One can wander around the rooms of the Palace, some of which have a historical significance of their own. The Central Hall on the upper storey was once used as the venue for the coronation of Cochin's rajas, and has a beautifully carved wooden ceiling. Some of the other halls too are worth a look: the Dining Hall's ornate ceiling is decorated with a series of brass cups, and the ceiling of the Assembly Hall merits a few photographs- it's highly ornamental.

But the piece de resistance of Mattancherry Palace is not its ceilings: it is instead, a series of beautifully-executed and well-preserved murals decorating the walls of the rooms. Depicting episodes from Hindu mythology-especially the Ramayana, the Mahabharata, and the Puranic legends, the murals are extensive, and among the best in India. They cover approximately 300 sq ft of wall, and are pretty eclectic as far as subject matter is concerned.
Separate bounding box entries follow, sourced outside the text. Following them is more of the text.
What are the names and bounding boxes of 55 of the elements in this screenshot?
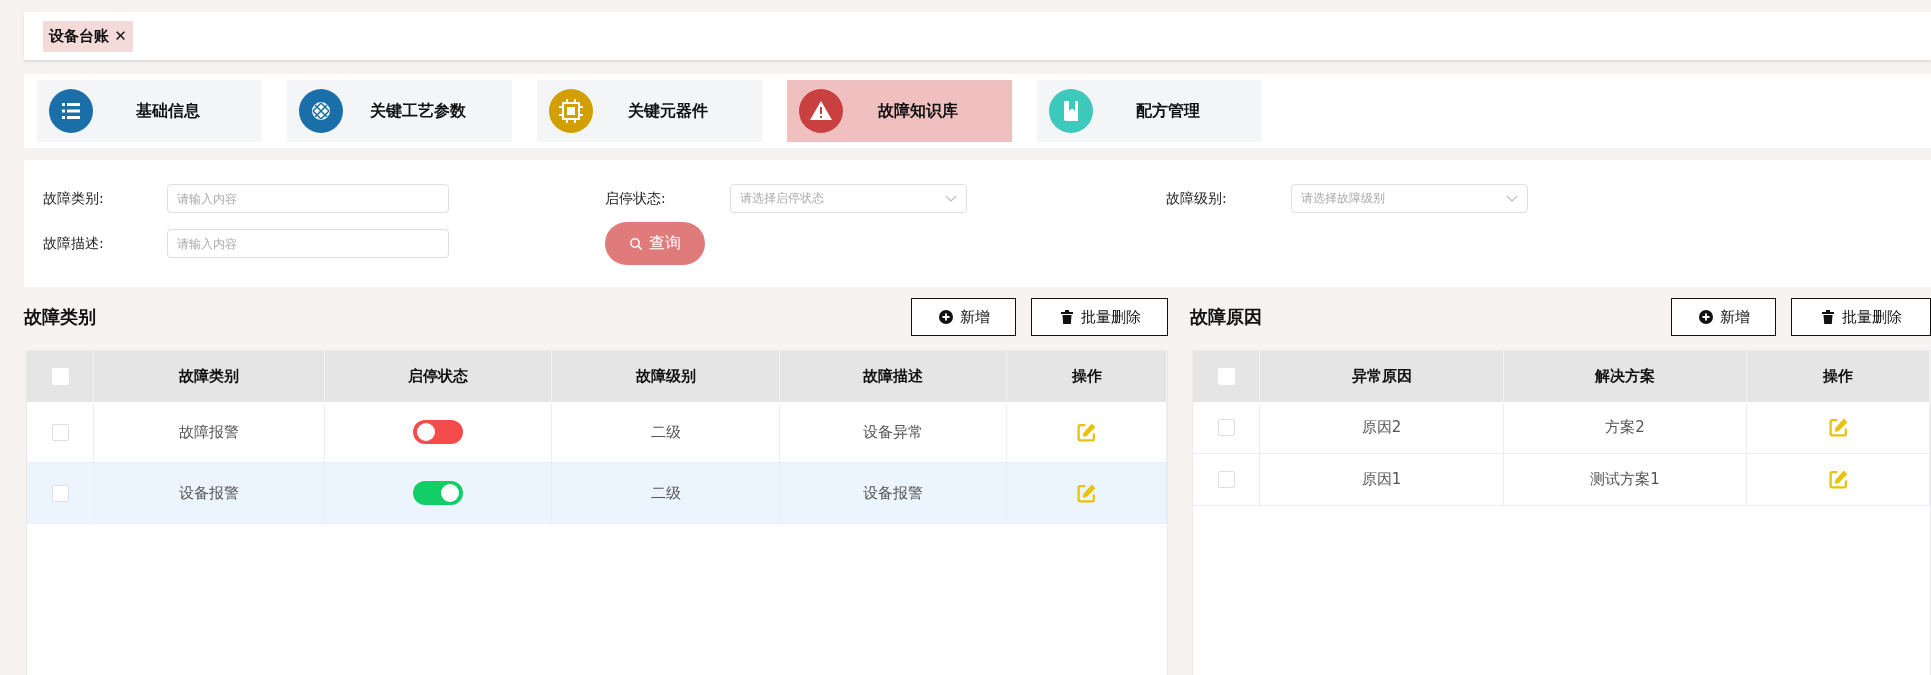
panel-title: 故障原因 (1190, 305, 1262, 329)
panel-title: 故障类别 (24, 305, 96, 329)
column-header: 启停状态 (325, 351, 552, 402)
edit-icon[interactable] (1827, 417, 1849, 438)
table-cell: 设备报警 (863, 483, 923, 503)
plus-circle-icon (1697, 309, 1714, 325)
trash-icon (1820, 309, 1836, 325)
row-checkbox[interactable] (51, 423, 69, 441)
table-cell: 原因2 (1361, 418, 1402, 437)
batch-delete-button[interactable]: 批量删除 (1031, 298, 1168, 336)
select-all-checkbox[interactable] (1217, 368, 1235, 385)
category-input[interactable]: 请输入内容 (167, 184, 449, 213)
edit-icon[interactable] (1827, 469, 1849, 490)
module-tab[interactable]: 关键工艺参数 (287, 80, 512, 142)
description-input[interactable]: 请输入内容 (167, 229, 449, 258)
column-header: 异常原因 (1260, 351, 1504, 402)
module-tab[interactable]: 基础信息 (37, 80, 262, 142)
batch-delete-button[interactable]: 批量删除 (1791, 298, 1931, 336)
chevron-down-icon (945, 194, 957, 203)
edit-icon[interactable] (1076, 421, 1097, 443)
column-header: 故障类别 (94, 351, 325, 402)
column-header: 故障描述 (780, 351, 1007, 402)
plus-circle-icon (937, 309, 954, 325)
table-cell: 设备报警 (179, 483, 239, 503)
table-cell: 测试方案1 (1590, 470, 1660, 489)
module-tab[interactable]: 关键元器件 (537, 80, 762, 142)
row-checkbox[interactable] (1217, 471, 1235, 488)
field-label: 故障级别: (1166, 189, 1228, 208)
column-header: 操作 (1747, 351, 1930, 402)
search-icon (629, 236, 643, 251)
module-tab[interactable]: 故障知识库 (787, 80, 1012, 142)
toggle-switch[interactable] (413, 420, 463, 444)
table-cell: 原因1 (1361, 470, 1402, 489)
page-tab[interactable]: 设备台账 ✕ (43, 20, 133, 52)
toggle-switch[interactable] (413, 481, 463, 505)
field-label: 启停状态: (605, 189, 667, 208)
table-cell: 故障报警 (179, 422, 239, 442)
module-tab[interactable]: 配方管理 (1037, 80, 1262, 142)
add-button[interactable]: 新增 (1671, 298, 1776, 336)
field-label: 故障描述: (43, 234, 105, 253)
table-cell: 方案2 (1605, 418, 1645, 437)
add-button[interactable]: 新增 (911, 298, 1016, 336)
row-checkbox[interactable] (51, 484, 69, 502)
trash-icon (1058, 309, 1075, 325)
row-checkbox[interactable] (1217, 419, 1235, 436)
table-cell: 设备异常 (863, 422, 923, 442)
field-label: 故障类别: (43, 189, 105, 208)
edit-icon[interactable] (1076, 482, 1097, 504)
column-header: 解决方案 (1504, 351, 1747, 402)
column-header: 操作 (1007, 351, 1167, 402)
table-cell: 二级 (650, 483, 681, 503)
select-all-checkbox[interactable] (51, 368, 69, 385)
table-cell: 二级 (650, 422, 681, 442)
column-header: 故障级别 (552, 351, 780, 402)
chevron-down-icon (1506, 194, 1518, 203)
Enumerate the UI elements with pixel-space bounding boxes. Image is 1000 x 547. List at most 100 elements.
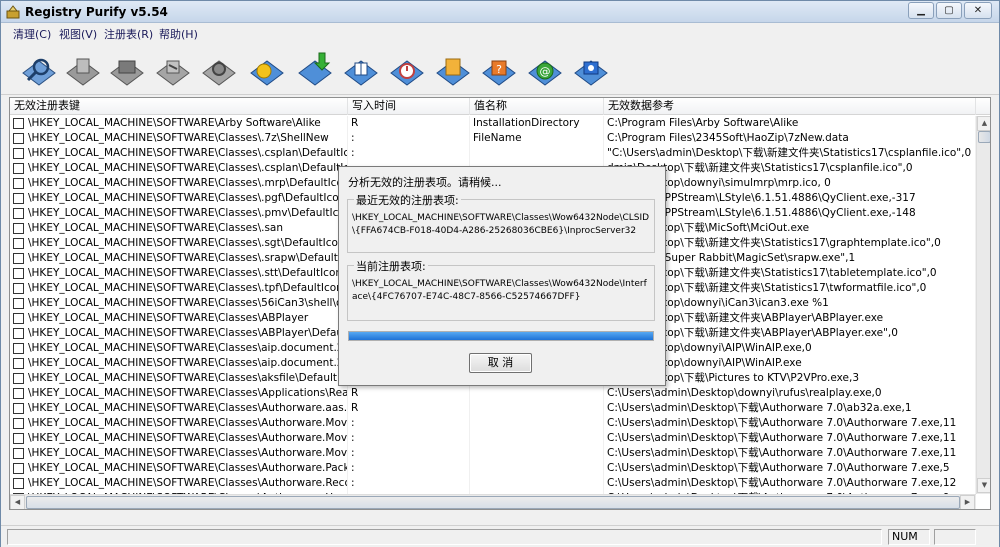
cell-value — [470, 461, 604, 476]
progress-fill — [349, 332, 653, 340]
help-icon[interactable]: ? — [479, 49, 519, 89]
settings-icon[interactable] — [199, 49, 239, 89]
menu-clean[interactable]: 清理(C) — [13, 26, 51, 42]
cell-key: \HKEY_LOCAL_MACHINE\SOFTWARE\Classes\ABP… — [10, 326, 348, 341]
cell-value: InstallationDirectory — [470, 116, 604, 131]
cell-value — [470, 476, 604, 491]
horizontal-scroll-thumb[interactable] — [26, 496, 960, 509]
scroll-right-icon[interactable]: ▶ — [960, 495, 975, 509]
svg-text:@: @ — [540, 65, 551, 78]
cell-key: \HKEY_LOCAL_MACHINE\SOFTWARE\Classes\.sg… — [10, 236, 348, 251]
cell-value — [470, 401, 604, 416]
cell-value — [470, 146, 604, 161]
cell-time: : — [348, 146, 470, 161]
cell-key: \HKEY_LOCAL_MACHINE\SOFTWARE\Classes\.pm… — [10, 206, 348, 221]
minimize-button[interactable]: ▁ — [908, 2, 934, 19]
maximize-button[interactable]: ▢ — [936, 2, 962, 19]
cell-time: : — [348, 416, 470, 431]
scan-icon[interactable] — [19, 49, 59, 89]
horizontal-scrollbar[interactable]: ◀ ▶ — [10, 494, 976, 509]
svg-text:?: ? — [496, 63, 502, 76]
vertical-scroll-thumb[interactable] — [978, 131, 990, 143]
cell-time: : — [348, 446, 470, 461]
cell-key: \HKEY_LOCAL_MACHINE\SOFTWARE\Classes\aip… — [10, 356, 348, 371]
cell-value: FileName — [470, 131, 604, 146]
table-row[interactable]: \HKEY_LOCAL_MACHINE\SOFTWARE\Classes\Aut… — [10, 461, 976, 476]
cell-time: : — [348, 431, 470, 446]
status-bar: NUM — [1, 525, 999, 547]
cell-value — [470, 416, 604, 431]
recent-invalid-value: \HKEY_LOCAL_MACHINE\SOFTWARE\Classes\Wow… — [352, 213, 650, 236]
cell-ref: C:\Users\admin\Desktop\下载\Authorware 7.0… — [604, 476, 976, 491]
email-icon[interactable]: @ — [525, 49, 565, 89]
cell-key: \HKEY_LOCAL_MACHINE\SOFTWARE\Classes\.st… — [10, 266, 348, 281]
status-blank — [934, 529, 976, 545]
cell-key: \HKEY_LOCAL_MACHINE\SOFTWARE\Classes\.tp… — [10, 281, 348, 296]
analyzing-dialog: 分析无效的注册表项。请稍候... 最近无效的注册表项: \HKEY_LOCAL_… — [338, 166, 666, 386]
cell-time: : — [348, 461, 470, 476]
close-button[interactable]: ✕ — [964, 2, 992, 19]
table-row[interactable]: \HKEY_LOCAL_MACHINE\SOFTWARE\Classes\.7z… — [10, 131, 976, 146]
scroll-up-icon[interactable]: ▲ — [977, 116, 990, 131]
backup-icon[interactable] — [107, 49, 147, 89]
vertical-scrollbar[interactable]: ▲ ▼ — [976, 116, 990, 494]
title-bar: Registry Purify v5.54 ▁ ▢ ✕ — [1, 1, 999, 23]
select-all-icon[interactable] — [247, 49, 287, 89]
progress-bar — [348, 331, 654, 341]
column-header-value[interactable]: 值名称 — [470, 98, 604, 115]
table-row[interactable]: \HKEY_LOCAL_MACHINE\SOFTWARE\Classes\Aut… — [10, 476, 976, 491]
export-icon[interactable] — [295, 49, 335, 89]
cell-key: \HKEY_LOCAL_MACHINE\SOFTWARE\Classes\.sr… — [10, 251, 348, 266]
cell-ref: C:\Users\admin\Desktop\下载\Authorware 7.0… — [604, 416, 976, 431]
status-message — [7, 529, 882, 545]
cancel-button[interactable]: 取 消 — [469, 353, 532, 373]
menu-registry[interactable]: 注册表(R) — [104, 26, 153, 42]
table-row[interactable]: \HKEY_LOCAL_MACHINE\SOFTWARE\Classes\.cs… — [10, 146, 976, 161]
home-icon[interactable] — [571, 49, 611, 89]
app-logo-icon — [6, 5, 20, 19]
menu-view[interactable]: 视图(V) — [59, 26, 97, 42]
column-header-key[interactable]: 无效注册表键 — [10, 98, 348, 115]
menu-help[interactable]: 帮助(H) — [159, 26, 198, 42]
main-window: Registry Purify v5.54 ▁ ▢ ✕ 清理(C) 视图(V) … — [0, 0, 1000, 547]
scroll-left-icon[interactable]: ◀ — [10, 495, 25, 509]
recent-invalid-label: 最近无效的注册表项: — [354, 192, 461, 208]
column-header-ref[interactable]: 无效数据参考 — [604, 98, 976, 115]
current-key-value: \HKEY_LOCAL_MACHINE\SOFTWARE\Classes\Wow… — [352, 279, 647, 302]
cell-key: \HKEY_LOCAL_MACHINE\SOFTWARE\Classes\App… — [10, 386, 348, 401]
cell-ref: C:\Users\admin\Desktop\下载\Authorware 7.0… — [604, 446, 976, 461]
grid-header: 无效注册表键 写入时间 值名称 无效数据参考 — [10, 98, 990, 115]
table-row[interactable]: \HKEY_LOCAL_MACHINE\SOFTWARE\Arby Softwa… — [10, 116, 976, 131]
history-icon[interactable] — [387, 49, 427, 89]
current-key-group: 当前注册表项: \HKEY_LOCAL_MACHINE\SOFTWARE\Cla… — [347, 258, 655, 321]
cell-key: \HKEY_LOCAL_MACHINE\SOFTWARE\Classes\.mr… — [10, 176, 348, 191]
table-row[interactable]: \HKEY_LOCAL_MACHINE\SOFTWARE\Classes\App… — [10, 386, 976, 401]
cell-key: \HKEY_LOCAL_MACHINE\SOFTWARE\Classes\.cs… — [10, 161, 348, 176]
cell-key: \HKEY_LOCAL_MACHINE\SOFTWARE\Classes\.pg… — [10, 191, 348, 206]
dialog-message: 分析无效的注册表项。请稍候... — [348, 176, 502, 189]
cell-ref: C:\Users\admin\Desktop\downyi\rufus\real… — [604, 386, 976, 401]
cell-ref: C:\Program Files\Arby Software\Alike — [604, 116, 976, 131]
cell-ref: C:\Users\admin\Desktop\下载\Authorware 7.0… — [604, 461, 976, 476]
cell-key: \HKEY_LOCAL_MACHINE\SOFTWARE\Classes\Aut… — [10, 476, 348, 491]
cell-value — [470, 446, 604, 461]
cell-key: \HKEY_LOCAL_MACHINE\SOFTWARE\Classes\Aut… — [10, 416, 348, 431]
table-row[interactable]: \HKEY_LOCAL_MACHINE\SOFTWARE\Classes\Aut… — [10, 416, 976, 431]
scroll-down-icon[interactable]: ▼ — [977, 478, 990, 493]
cell-ref: C:\Program Files\2345Soft\HaoZip\7zNew.d… — [604, 131, 976, 146]
cell-key: \HKEY_LOCAL_MACHINE\SOFTWARE\Classes\ABP… — [10, 311, 348, 326]
table-row[interactable]: \HKEY_LOCAL_MACHINE\SOFTWARE\Classes\Aut… — [10, 401, 976, 416]
current-key-label: 当前注册表项: — [354, 258, 428, 274]
view-icon[interactable] — [341, 49, 381, 89]
cell-time: : — [348, 476, 470, 491]
clean-icon[interactable] — [63, 49, 103, 89]
cell-time: : — [348, 131, 470, 146]
restore-icon[interactable] — [153, 49, 193, 89]
table-row[interactable]: \HKEY_LOCAL_MACHINE\SOFTWARE\Classes\Aut… — [10, 431, 976, 446]
toolbar: ? @ — [1, 43, 999, 95]
cell-ref: C:\Users\admin\Desktop\下载\Authorware 7.0… — [604, 431, 976, 446]
notes-icon[interactable] — [433, 49, 473, 89]
table-row[interactable]: \HKEY_LOCAL_MACHINE\SOFTWARE\Classes\Aut… — [10, 446, 976, 461]
column-header-time[interactable]: 写入时间 — [348, 98, 470, 115]
cell-time: R — [348, 386, 470, 401]
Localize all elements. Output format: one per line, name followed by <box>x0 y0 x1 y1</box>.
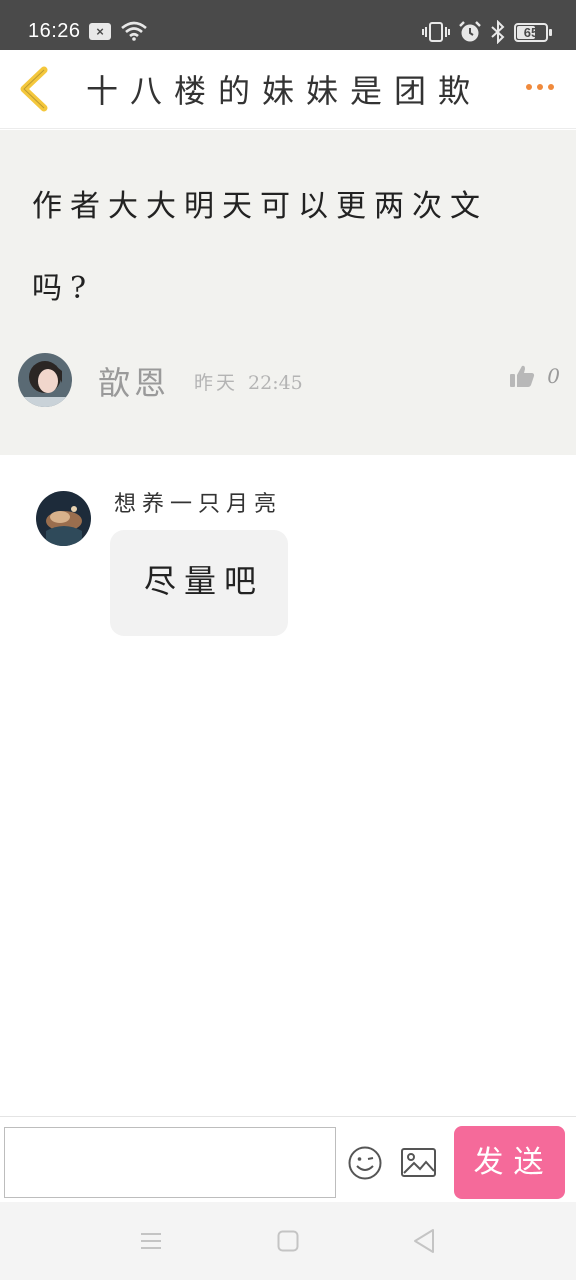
page-title: 十八楼的妹妹是团欺 <box>86 72 483 110</box>
like-button[interactable]: 0 <box>509 364 560 388</box>
avatar-image <box>18 353 72 407</box>
post-author-name[interactable]: 歆恩 <box>98 358 170 404</box>
reply-bubble: 尽量吧 <box>110 530 288 636</box>
avatar-image <box>36 491 91 546</box>
status-bar: 16:26 × 65 <box>0 0 576 50</box>
alarm-icon <box>459 21 481 42</box>
post-date: 昨天 <box>194 372 239 394</box>
battery-level: 65 <box>523 24 539 40</box>
post-timestamp: 昨天 22:45 <box>194 368 303 395</box>
more-dots-icon <box>526 84 532 90</box>
wifi-icon <box>121 21 147 41</box>
nav-menu-button[interactable] <box>140 1230 162 1252</box>
smiley-icon <box>348 1146 382 1180</box>
battery-icon: 65 <box>514 22 552 42</box>
reply-author-name[interactable]: 想养一只月亮 <box>114 486 282 518</box>
chevron-left-icon <box>20 66 48 112</box>
header: 十八楼的妹妹是团欺 <box>0 50 576 129</box>
nav-back-button[interactable] <box>412 1228 436 1254</box>
thumbs-up-icon <box>510 365 535 387</box>
image-button[interactable] <box>400 1146 437 1179</box>
more-options-button[interactable] <box>526 84 554 90</box>
emoji-button[interactable] <box>347 1145 383 1181</box>
notification-icon: × <box>89 22 111 40</box>
chat-screen: 16:26 × 65 十八楼的妹妹是团欺 作者大大明天可以更两次文吗? 歆恩 昨… <box>0 0 576 1280</box>
comment-input[interactable] <box>4 1127 336 1198</box>
post-time: 22:45 <box>248 372 303 394</box>
post-content: 作者大大明天可以更两次文吗? <box>32 189 488 306</box>
post-author-avatar[interactable] <box>18 353 72 407</box>
status-time: 16:26 <box>28 20 81 42</box>
bluetooth-icon <box>491 20 505 44</box>
send-button[interactable]: 发送 <box>454 1126 565 1199</box>
main-post: 作者大大明天可以更两次文吗? 歆恩 昨天 22:45 0 <box>0 130 576 455</box>
comment-input-bar: 发送 <box>0 1116 576 1202</box>
home-icon <box>277 1230 299 1252</box>
like-count: 0 <box>547 364 560 388</box>
vibrate-icon <box>422 22 450 42</box>
system-nav-bar <box>0 1202 576 1280</box>
nav-home-button[interactable] <box>277 1230 299 1252</box>
back-triangle-icon <box>414 1229 434 1253</box>
reply-author-avatar[interactable] <box>36 491 91 546</box>
back-button[interactable] <box>14 64 54 114</box>
image-icon <box>401 1148 436 1177</box>
reply-text: 尽量吧 <box>144 562 265 600</box>
menu-icon <box>141 1233 161 1249</box>
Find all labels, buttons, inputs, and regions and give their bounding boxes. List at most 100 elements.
Mattancherry Palace has other surprises up its sleeve too: there's an entire gallery of regal memorabilia, including costumes, palanquins, turbans and weaponry from the days of the Cochin rajas.

Best time to visit

About the best time to visit Cochin is during August to March. The monsoon, starting with april showers runs till end June. if you dont mind getting a little wet, it is awesome during this timewhen cooling winds and heavy showers make it a beautifully pleasant city- a welcome change from the humidity and heat that usually mark Cochin.

And if you're keen on a spot of local culture, aim to be here on the second Sunday of August: that's when the famous Nehru Trophy Boat Race is held at nearby Alappuzha.


Take a look at the Royal Bedchamber too- a lamp is kept burning here perpetually, in memory of a king who died within the room.

Among the more erotic paintings is a mural in the Ladies' Bedchamber that depicts Krishna making love to all of eight gopis simultaneously!


The Mattancherry Palace is open between 10:00am and 5:00pm every day except Fridays. No photography is allowed.